Was sind nun Snapshots? Wenn du aus der Fractal-Audio-Ecke kommst, so kennst du ein sehr ähnliches Feature bereits unter dem Namen „Scenes“. Wenn nicht, hier eine kurze Erklärung: Bei Presets änderst du jeweils dein komplettes Setup. Du kannst bei Preset 1 mit einem Overdrive in einen simulierten Marshall spielen und diesen durch ein Delay veredeln. In Preset 2 hingegen möchtest du vielleicht einen Chorus in einen Fender spielen. Kein Problem. Nur entstehen beim Umschalten von Presets zwangsläufig kurze Pausen und oft gibt es Probleme dabei, ein Delay oder Hall ausklingen zu lassen (das ist kurzgesagt sehr rechenintensiv). Einen Snapshot kannst du dir nun wie ein feststehendes Setup vorstellen, bei dem du „nur“ Parameter ändern kannst.

Du kannst also nicht auf einmal einen Fender-Amp nutzen wo vorher keiner war. Du kannst aber innerhalb eines Presets von einem (bereits verbauten) Amp zum anderen schalten und den Chorus ausschalten, am Distortion das Gain ändern und den Flanger voll aufdrehen, den du schon immer mal benutzen wolltest. Line6 beschreibt das in der tollen Bedienungsanleitung (auf Englisch) auch sehr charmant mit: „Wolltest du schon immer heimlich ein Octopus sein um ständig Amp- und Effektsettings während des Songs ändern zu können?“ Du hast hier also die Möglichkeit, bis zu acht Snapshots in einem Preset zu speichern und somit acht komplett unterschiedliche Ausprägungen deines Setups zu nutzen.

(Bild: Dieter Stork)

Neben diesem tollen Feature sind auch neue Amps und Effekte hinzugekommen. Besonders erwähnenswert sind hier die drei Kanäle (Rhythm 1, Rhythm 2 und Lead) des Mesa Mk IV. Passend dazu gibt es auch den 5-Band-EQ des Mk IV als eigenständigen EQ. Auch ein neues Fuzz, Tremolo und ein Vintage Digital Delay sind hinzugekommen. Klanglich nehmen sich die alte und die neue Firmware nichts. So gilt mein Fazit vom letzten Test nach wie vor: Die Modelle klingen sehr gut und authentisch, das Modeling ist auf sehr hohem Niveau. Nach wie vor gefällt mir persönlich das Axe-Fx II besser, weil es sich einen Hauch authentischer anfühlt, aber wer weiß, vielleicht legt Line6 hier ja demnächst auch noch nach. Das könnten sie im Übrigen ruhig bei den Reverbs tun.
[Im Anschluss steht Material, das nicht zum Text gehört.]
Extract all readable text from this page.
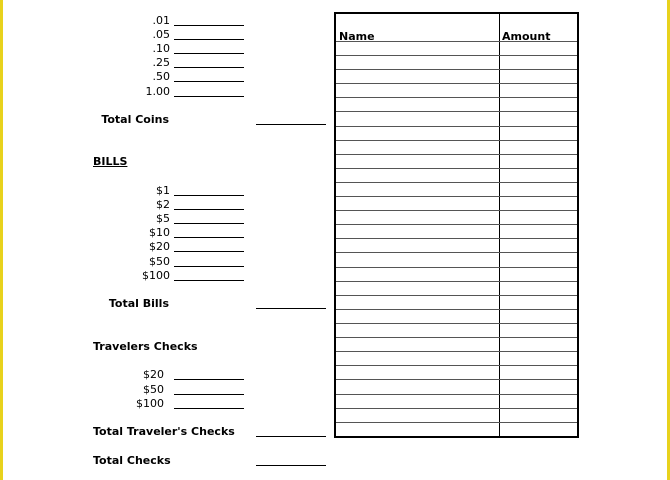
.01
.05
.10
.25
.50
1.00
Total Coins
BILLS
$1
$2
$5
$10
$20
$50
$100
Total Bills
Travelers Checks
$20
$50
$100
Total Traveler's Checks
Total Checks
Name	Amount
Diese sind noch aus der alten Modeling Generation übernommen und spätestens jetzt, wo ich das Gerät länger kenne, fällt auf, dass diese in höheren Mix Einstellungen eben nicht auf dem gleichen Level sind wie die aus einem Axe-Fx II oder einem hochklassigen Stand-Alone-Reverb wie dem zuletzt getesteten Empress Reverb (Test in Ausgabe 10/2016). Alles im Mix kein großes Problem, aber ein wenig schade, wenn man die anderen – teils sehr hochwertigen – Effekte als Referenz nimmt.

Alternativen

… bietet der Markt natürlich einige, aber Line6 hat sich hier geschickt mittig platziert. Wer High-End-Modeling möchte, kauft ein Axe-Fx II XL (ca. € 2700) mit passendem MIDI-Controller (MFC-101 für ca. € 800). Mit den gleichen Sounds, aber weniger Prozessorpower bietet sich das AX8 für ca. € 1700 als gute Alternative zum Line6 an (Test siehe hier). Wer lieber fertige Sounds nutzt statt selber zu bauen greift zum Kemper (ca. € 1700, € 2150 mit Floorboard). Wem das jetzt alles zu teuer war, der findet im Atomic Amplifire für ca. € 630 vielleicht sein abgespecktes Modeling-Glück.

Resümee

Line6 macht – wie schon bei der Boden- Version des Helix – ziemlich viel richtig und überzeugt in erster Linie durch eine exzellente Bedienbarkeit und eine flache Lernkurve. Die Sounds stehen diesem in nichts nach und können sich in die höchsten Gefilde der aktuellen Modeling- Technologie einreihen. Auch wenn ein Axe-Fx II oder ein Kemper noch das letzte bisschen authentischer klingen, so sind dies Nuancen die in den meisten Anwendungsfällen zu vernachlässigen sind. Bei den Effekten verhält es sich ähnlich, hier könnten lediglich die Reverbs und vielleicht das ein oder andere Fuzz mal aktualisiert werden, schlecht sind sie aber keinesfalls.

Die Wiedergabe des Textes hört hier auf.